In Dr. Rabago's four studies, people with chronic sinus symptoms who consistently practiced nasal irrigation reported a decrease in symptoms (congestion, runny nose), an increased quality of life and a reduced use of nasal sprays and antibiotics.
It's also inexpensive, takes only a few minutes and is easy to learn.
"(Some study participants) said that while nasal irrigation is effective, it's not very natural and takes a little bit of determination for the first or second use," Dr. Rabago, a family-medicine physician, says. "After that it becomes progressively easier and people begin to view this as a normal part of their daily hygiene routine. They brush their teeth, they wash their face, they rinse their nose."
Dr. David Rabago talks about the efficacy of nasal irrigation.
Nasal irrigation, study results suggest, helps the mucosa do its job.
Dr.
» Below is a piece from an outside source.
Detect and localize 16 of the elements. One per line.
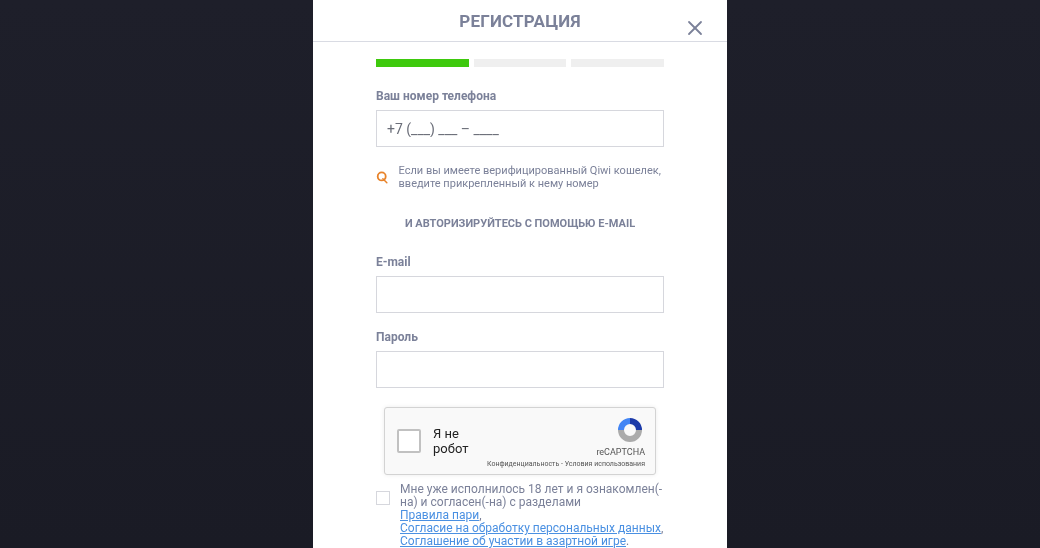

Rabago recommends daily nasal irrigations while sinus symptoms persist. Though it may not present an absolute cure for their congestion, participants in Dr. Rabago's initial study, published in The Journal of Family Practice in 2002, reported a greater than 50 percent improvement in symptoms. Nasal irrigation helped them feel better.
But can it prevent them from feeling bad in the first place?
Nasal irrigation as a preventive measure has not been well examined. While there are initial promising results, studies investigating this role for nasal irrigation have been small and inconclusive. However, because nasal irrigation has few side effects – some people experience stinging, which can be remedied by adjusting the salt concentration in the water or adding a little baking soda – Dr. Rabago recommends it to patients who feel comfortable with it.
The evidence is best for chronic sinus symptoms.
"The literature is fairly robust on this," Dr. Rabago says. "For those people we recommend daily nasal irrigation while symptomatic. If people have significant symptoms that come frequently and they had a good response, then we might recommend it as a preventive measure as well."
Dr. Rabago offers a few provisos for people interested in trying out nasal irrigation. The procedure does require some physical dexterity – you're leaning to the side at about a 45-degree angle to enlist the aid of gravity – and thus can be challenging for people with neurological difficulties that affect balance and coordination.
"People who have had facial fractures that may not have healed completely are also advised not to use nasal irrigation," Dr. Rabago says. "Otherwise, there are few people with upper respiratory symptoms who would not be considered appropriate."
Dr. Rabago encourages people to seek out instruction prior to attempting nasal irrigation. Patients in his studies indicate that viewing handouts and videos was very important to proper use. He also says irrigators needn't be shy about adjusting their methods according to their personal preferences.
"A small amount of salt goes a long way," he says. "They can control it themselves by adjusting the temperature and the salinity of the water. It's patient-controlled and patient-centered health care. Nasal irrigation appears to be a real winner."